The hotel employee estimated about 40 percent of the food provided to migrants gets tossed. 

Rodriguez also estimated the amount wasted at “almost a ton” a day.

“How do I know that? Because the sanitation guys go floor by floor every day picking up the trash,” he said. “Before, it used to be something like six, seven bags in the back landing of each floor. Now they’re picking up 15, 20 bags.

Rodriguez said some of the bags of food he throws away weigh 60 pounds.

“Anything [the migrants] don’t consume is in those bags, and they’re heavy. I weighed one of the bags full of sandwiches one time and it weighed 60 pounds.”

Rodriguez added: “There have been times when we couldn’t take all of the garbage out because the bins were full, and I’m talking about 25, 30 bins of garbage.”

“My problem is, why are we throwing away so much food? Someone from the city should have said, ‘Let’s order less food so we throw less food out.’ But nobody cares,” he said. […]

In addition to sandwiches and bagels, the migrants are served food including fruit, peanuts, chips, juice, soda and prepared dinners that “you heat in a microwave,”  said Rodriguez.

“They don’t like the menu. They just don’t. They want rice and beans, plantains, tostones,” he said. (NY Post)

On numerous occasions, Rodriguez has also had to confiscate cooking equipment that poses a fire hazard.

“They usually put the hot plate on the rug so that nobody can see it and it stays away from the fire alarm,” he said. “If those polyester curtains by the windows touch that red coil, it’s over. It’s a possibility that scares the s–t out of everybody in the Row.
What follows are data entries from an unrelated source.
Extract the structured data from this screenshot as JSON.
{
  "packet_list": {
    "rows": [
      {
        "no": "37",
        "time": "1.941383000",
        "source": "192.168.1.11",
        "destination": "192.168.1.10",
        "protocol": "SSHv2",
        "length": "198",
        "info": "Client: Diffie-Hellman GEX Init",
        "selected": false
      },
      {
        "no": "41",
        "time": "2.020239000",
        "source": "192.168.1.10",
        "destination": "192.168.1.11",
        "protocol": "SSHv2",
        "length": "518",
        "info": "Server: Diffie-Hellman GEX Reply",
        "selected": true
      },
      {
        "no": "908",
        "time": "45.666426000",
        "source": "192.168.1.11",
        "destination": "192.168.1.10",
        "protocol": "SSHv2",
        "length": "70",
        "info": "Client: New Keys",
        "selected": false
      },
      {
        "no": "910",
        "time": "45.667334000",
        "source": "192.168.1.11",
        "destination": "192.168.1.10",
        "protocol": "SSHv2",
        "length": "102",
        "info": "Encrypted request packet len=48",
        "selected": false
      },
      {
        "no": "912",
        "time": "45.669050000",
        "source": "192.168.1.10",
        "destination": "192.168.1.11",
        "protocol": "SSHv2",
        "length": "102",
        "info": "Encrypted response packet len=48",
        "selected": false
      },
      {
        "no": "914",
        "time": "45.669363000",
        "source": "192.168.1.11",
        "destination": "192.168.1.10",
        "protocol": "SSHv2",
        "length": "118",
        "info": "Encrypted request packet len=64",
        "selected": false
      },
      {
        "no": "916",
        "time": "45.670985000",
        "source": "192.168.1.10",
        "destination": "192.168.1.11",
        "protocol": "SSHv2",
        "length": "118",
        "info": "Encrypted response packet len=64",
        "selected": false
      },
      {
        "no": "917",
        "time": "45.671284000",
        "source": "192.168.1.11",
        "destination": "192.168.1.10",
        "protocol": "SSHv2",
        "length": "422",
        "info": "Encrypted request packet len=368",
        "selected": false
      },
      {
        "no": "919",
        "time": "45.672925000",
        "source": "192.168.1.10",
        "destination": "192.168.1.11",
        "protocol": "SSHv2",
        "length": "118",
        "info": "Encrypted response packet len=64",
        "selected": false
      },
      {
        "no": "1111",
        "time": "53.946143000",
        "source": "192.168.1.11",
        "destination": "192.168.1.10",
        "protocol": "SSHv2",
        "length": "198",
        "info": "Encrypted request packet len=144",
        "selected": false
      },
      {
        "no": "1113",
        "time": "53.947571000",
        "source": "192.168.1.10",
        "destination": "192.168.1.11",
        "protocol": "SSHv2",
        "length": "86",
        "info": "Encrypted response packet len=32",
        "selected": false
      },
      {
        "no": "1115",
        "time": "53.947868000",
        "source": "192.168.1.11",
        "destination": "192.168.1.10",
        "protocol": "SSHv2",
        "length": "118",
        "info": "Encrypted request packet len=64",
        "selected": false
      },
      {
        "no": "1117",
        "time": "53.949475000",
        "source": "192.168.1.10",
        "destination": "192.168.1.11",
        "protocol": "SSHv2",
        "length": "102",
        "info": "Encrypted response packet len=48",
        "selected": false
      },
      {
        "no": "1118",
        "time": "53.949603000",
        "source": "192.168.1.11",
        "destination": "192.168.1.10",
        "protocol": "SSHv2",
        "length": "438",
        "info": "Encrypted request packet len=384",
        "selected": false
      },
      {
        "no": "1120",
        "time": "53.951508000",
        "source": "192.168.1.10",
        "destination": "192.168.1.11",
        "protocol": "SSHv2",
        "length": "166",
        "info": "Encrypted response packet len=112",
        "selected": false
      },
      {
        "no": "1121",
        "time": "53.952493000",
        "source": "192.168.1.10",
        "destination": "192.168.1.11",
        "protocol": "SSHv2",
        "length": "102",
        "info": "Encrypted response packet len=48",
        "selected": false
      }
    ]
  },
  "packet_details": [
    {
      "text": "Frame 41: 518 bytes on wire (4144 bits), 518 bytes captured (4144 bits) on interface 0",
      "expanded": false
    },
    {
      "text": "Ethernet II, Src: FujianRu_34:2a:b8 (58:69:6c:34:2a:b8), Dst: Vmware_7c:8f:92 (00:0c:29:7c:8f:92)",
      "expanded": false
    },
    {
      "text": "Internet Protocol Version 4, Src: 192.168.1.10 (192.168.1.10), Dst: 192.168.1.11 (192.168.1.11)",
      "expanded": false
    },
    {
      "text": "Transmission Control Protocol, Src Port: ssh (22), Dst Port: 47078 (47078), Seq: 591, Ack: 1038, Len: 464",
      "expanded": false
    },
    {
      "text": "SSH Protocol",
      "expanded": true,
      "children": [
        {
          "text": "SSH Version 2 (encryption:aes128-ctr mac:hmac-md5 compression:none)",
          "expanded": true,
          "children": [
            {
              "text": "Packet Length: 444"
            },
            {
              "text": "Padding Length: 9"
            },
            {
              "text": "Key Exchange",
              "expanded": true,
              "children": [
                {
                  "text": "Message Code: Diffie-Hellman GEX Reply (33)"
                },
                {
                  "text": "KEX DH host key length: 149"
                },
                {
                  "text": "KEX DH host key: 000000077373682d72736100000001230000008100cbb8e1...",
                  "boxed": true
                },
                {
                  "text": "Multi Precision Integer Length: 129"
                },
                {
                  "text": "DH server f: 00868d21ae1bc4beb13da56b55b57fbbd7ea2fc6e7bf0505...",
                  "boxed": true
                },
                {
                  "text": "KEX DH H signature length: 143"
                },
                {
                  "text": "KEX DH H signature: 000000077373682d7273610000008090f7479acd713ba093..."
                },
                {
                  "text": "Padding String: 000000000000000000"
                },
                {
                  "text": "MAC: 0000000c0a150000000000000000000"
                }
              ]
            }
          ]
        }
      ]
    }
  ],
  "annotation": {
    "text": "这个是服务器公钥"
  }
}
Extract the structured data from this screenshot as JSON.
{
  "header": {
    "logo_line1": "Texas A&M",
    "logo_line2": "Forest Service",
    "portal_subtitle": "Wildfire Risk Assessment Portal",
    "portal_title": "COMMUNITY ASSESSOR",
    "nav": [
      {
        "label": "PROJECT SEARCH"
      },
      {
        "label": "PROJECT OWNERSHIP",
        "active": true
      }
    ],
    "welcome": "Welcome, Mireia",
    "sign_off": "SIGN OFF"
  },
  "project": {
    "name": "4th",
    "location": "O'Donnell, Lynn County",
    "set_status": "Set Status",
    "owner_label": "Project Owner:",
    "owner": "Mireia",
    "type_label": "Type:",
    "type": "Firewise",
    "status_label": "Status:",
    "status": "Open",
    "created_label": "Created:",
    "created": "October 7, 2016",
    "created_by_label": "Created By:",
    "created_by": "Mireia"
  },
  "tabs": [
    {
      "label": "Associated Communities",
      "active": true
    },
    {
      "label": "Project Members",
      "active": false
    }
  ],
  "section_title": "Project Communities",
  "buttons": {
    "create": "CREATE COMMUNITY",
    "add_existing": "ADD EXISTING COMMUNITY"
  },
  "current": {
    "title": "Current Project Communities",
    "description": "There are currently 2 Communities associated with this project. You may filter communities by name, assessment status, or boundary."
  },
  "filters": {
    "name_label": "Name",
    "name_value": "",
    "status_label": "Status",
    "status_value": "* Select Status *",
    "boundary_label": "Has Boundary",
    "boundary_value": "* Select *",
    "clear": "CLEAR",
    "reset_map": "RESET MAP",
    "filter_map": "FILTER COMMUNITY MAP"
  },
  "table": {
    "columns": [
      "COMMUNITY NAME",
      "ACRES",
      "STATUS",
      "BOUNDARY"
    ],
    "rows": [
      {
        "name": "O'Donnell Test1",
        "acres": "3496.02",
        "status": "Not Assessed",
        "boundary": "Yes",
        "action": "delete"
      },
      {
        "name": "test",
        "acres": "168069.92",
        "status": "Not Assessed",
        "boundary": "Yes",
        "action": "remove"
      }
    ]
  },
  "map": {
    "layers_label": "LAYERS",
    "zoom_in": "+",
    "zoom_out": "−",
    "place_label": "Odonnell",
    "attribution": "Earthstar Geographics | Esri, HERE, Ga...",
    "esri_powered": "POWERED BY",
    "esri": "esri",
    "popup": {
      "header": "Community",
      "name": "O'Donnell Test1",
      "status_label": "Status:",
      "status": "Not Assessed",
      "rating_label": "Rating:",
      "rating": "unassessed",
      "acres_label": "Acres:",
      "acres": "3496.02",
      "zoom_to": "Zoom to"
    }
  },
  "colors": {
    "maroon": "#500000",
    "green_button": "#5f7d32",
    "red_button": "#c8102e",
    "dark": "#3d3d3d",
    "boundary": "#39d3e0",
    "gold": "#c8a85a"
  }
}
“If you are on the 27th floor, the 28th floor, and a fire breaks out, the elevators are gone. That means you have to use the stairs,” he said. “My biggest concern is the children. We have too many children in that hotel. We have pregnant women in the hotel … The tragedy would be devastating.”

In addition, Rodriguez said that the Row “forgot about the standards we had when we had regular guests.”

“If they got caught smoking in the hotel, it was a $500 charge. You could smoke outside, but you couldn’t stand in front so that people wouldn’t get secondhand smoke,” he said. “The protocols went down the toilet because migrants can smoke weed, they can smoke cigarettes. You can’t tell them nothing.” (NY Post)

Partying, fights, drug use, and sexual harassment have also been among the other issues Rodriguez has witnessed firsthand. 

"The chaos that we see at the Row today is [caused] by migrants being drunk, drinking all day, smoking marijuana [and] consuming drugs," Rodriguez told Fox News's Laura Ingraham. 

The hotel has not indicated how long the migrants will stay there. On its website, it simply states that it's "closed until further notice." 

Rodriguez says control of the hotel is now in their hands. 

"The ones that have all the power are the migrants," he said. "The hotel workers lost their power in the hotel."